A partir du second trimestre 2026 : 1, rue Descartes, 75005 Paris
Description de la structure et des missions
La direction générale de la recherche et l’innovation (DGRI) assure la cohérence et la qualité du système français de recherche et d’innovation. Elle élabore les orientations de la politique scientifique nationale et définit les priorités de recherche des établissements publics de recherche. La DGRI exerce une tutelle stratégique sur les organismes de recherche relevant du ministère. Elle contribue à la politique d’innovation et de recherche industrielle.

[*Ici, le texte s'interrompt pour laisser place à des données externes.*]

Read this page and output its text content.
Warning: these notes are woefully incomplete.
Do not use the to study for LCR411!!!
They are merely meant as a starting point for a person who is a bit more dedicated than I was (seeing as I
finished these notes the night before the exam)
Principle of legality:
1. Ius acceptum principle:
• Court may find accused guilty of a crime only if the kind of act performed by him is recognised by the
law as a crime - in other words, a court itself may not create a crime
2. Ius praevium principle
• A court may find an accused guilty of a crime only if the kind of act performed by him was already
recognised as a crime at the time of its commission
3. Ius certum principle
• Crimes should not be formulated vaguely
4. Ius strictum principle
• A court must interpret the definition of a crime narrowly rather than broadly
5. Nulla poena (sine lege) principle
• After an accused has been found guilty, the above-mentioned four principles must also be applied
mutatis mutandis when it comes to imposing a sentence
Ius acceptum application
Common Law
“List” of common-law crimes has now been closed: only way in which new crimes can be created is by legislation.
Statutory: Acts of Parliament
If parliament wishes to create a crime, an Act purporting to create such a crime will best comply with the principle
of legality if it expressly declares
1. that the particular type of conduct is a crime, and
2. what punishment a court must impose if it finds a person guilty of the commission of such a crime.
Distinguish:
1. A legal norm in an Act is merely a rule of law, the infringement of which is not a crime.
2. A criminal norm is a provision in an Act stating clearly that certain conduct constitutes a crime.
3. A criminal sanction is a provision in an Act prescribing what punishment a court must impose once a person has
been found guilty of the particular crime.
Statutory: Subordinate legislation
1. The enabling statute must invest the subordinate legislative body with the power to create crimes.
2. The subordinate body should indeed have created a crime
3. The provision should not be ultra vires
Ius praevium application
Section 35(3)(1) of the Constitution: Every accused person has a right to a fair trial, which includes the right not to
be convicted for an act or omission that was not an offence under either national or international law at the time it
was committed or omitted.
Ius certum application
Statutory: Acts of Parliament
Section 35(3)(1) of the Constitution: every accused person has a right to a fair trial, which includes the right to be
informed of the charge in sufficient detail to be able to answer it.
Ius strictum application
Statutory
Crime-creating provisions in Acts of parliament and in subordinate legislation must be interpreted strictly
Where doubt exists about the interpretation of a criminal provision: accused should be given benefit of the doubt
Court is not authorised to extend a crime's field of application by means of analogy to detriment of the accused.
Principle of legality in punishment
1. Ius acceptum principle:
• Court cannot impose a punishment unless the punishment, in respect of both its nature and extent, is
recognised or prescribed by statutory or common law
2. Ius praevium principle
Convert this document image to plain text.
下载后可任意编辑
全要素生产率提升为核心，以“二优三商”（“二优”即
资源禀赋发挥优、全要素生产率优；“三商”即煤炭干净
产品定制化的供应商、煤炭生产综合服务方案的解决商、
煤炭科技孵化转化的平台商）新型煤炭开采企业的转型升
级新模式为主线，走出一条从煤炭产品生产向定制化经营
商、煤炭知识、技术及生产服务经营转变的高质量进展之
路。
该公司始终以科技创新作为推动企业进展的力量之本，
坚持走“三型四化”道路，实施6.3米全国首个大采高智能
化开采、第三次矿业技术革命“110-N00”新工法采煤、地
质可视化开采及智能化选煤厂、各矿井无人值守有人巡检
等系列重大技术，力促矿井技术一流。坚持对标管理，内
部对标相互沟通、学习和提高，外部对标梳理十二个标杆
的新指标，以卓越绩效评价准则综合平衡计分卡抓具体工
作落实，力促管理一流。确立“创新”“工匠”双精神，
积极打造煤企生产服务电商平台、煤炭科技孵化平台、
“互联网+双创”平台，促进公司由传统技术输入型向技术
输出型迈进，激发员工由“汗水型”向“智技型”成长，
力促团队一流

La direction générale de l’enseignement supérieur et de l’insertion professionnelle (DGESIP) élabore et met en œuvre la politique relative à l’ensemble des formations supérieures, initiales et tout au long de la vie relevant du ministre chargé de l’enseignement supérieur. Elle est en charge de la qualité des formations d’enseignement supérieur, du bien-être et de la réussite des étudiants, missions, à fort enjeu sociétal qui nécessitent un accompagnement de chaque université et école publique au plus près de leur stratégie particulière.
L’emploi à pourvoir s’inscrit dans une dynamique de transformation et de simplification de l’action publique dans le champ de l’enseignement supérieur et de la recherche.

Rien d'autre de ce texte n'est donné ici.